Major Oil Companies to Reduce Capital Spending to $110.2 Billion in 2026 Amid Shift to High-Return Projects
In 2026, six major oil companies plan to decrease capital expenditures to approximately $110.2 billion from $114.1 billion in 2025, focusing on high-return upstream and LNG projects. The shift reflects a change in investment priorities, with less emphasis on carbon-reduction targets and more on core oil and gas businesses. The outlook includes stable spending among US exploration and production firms, steady refining sector expenditures, and resilient Canadian producer investments. Geopolitical tensions may influence capital allocation but are unlikely to alter overall spending behavior.

In 2026, six major integrated oil companies — ExxonMobil, Chevron, Shell, bp, Equinor, and TotalEnergies — are set to reduce capital expenditures to about $110.2 billion, down from $114.1 billion in 2025. The focus is shifting from broad expansion to high-return upstream and LNG projects.

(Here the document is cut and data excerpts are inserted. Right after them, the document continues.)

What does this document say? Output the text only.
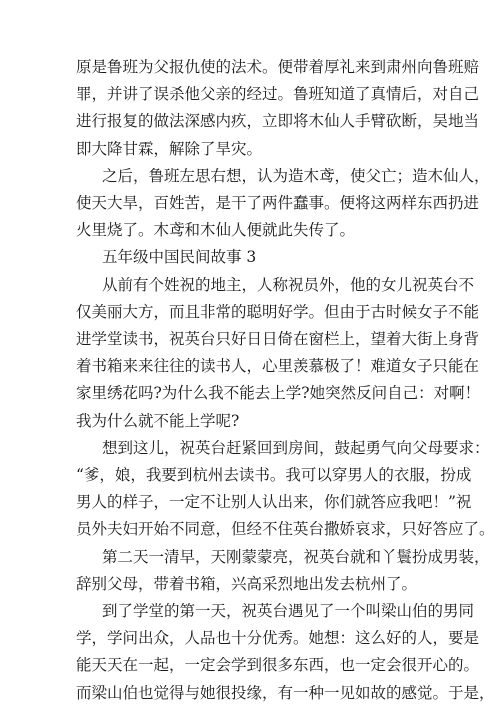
原是鲁班为父报仇使的法术。便带着厚礼来到肃州向鲁班赔
罪，并讲了误杀他父亲的经过。鲁班知道了真情后，对自己
进行报复的做法深感内疚，立即将木仙人手臂砍断，吴地当
即大降甘霖，解除了旱灾。
之后，鲁班左思右想，认为造木鸢，使父亡；造木仙人，
使天大旱，百姓苦，是干了两件蠢事。便将这两样东西扔进
火里烧了。木鸢和木仙人便就此失传了。
五年级中国民间故事 3
从前有个姓祝的地主，人称祝员外，他的女儿祝英台不
仅美丽大方，而且非常的聪明好学。但由于古时候女子不能
进学堂读书，祝英台只好日日倚在窗栏上，望着大街上身背
着书箱来来往往的读书人，心里羡慕极了！难道女子只能在
家里绣花吗?为什么我不能去上学?她突然反问自己：对啊！
我为什么就不能上学呢?
想到这儿，祝英台赶紧回到房间，鼓起勇气向父母要求：
“爹，娘，我要到杭州去读书。我可以穿男人的衣服，扮成
男人的样子，一定不让别人认出来，你们就答应我吧！”祝
员外夫妇开始不同意，但经不住英台撒娇哀求，只好答应了。
第二天一清早，天刚蒙蒙亮，祝英台就和丫鬟扮成男装，
辞别父母，带着书箱，兴高采烈地出发去杭州了。
到了学堂的第一天，祝英台遇见了一个叫梁山伯的男同
学，学问出众，人品也十分优秀。她想：这么好的人，要是
能天天在一起，一定会学到很多东西，也一定会很开心的。
而梁山伯也觉得与她很投缘，有一种一见如故的感觉。于是，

While maintaining net-zero commitments, investment priorities have altered, with reduced emphasis on medium-term carbon-reduction targets. US exploration and production firms will maintain spending around $53.9 billion, while Canadian producers project capital expenditures of C$23.6 billion.
Geopolitical tensions may influence capital allocation, particularly favoring North American LNG projects. However, overall spending behavior is expected to remain disciplined.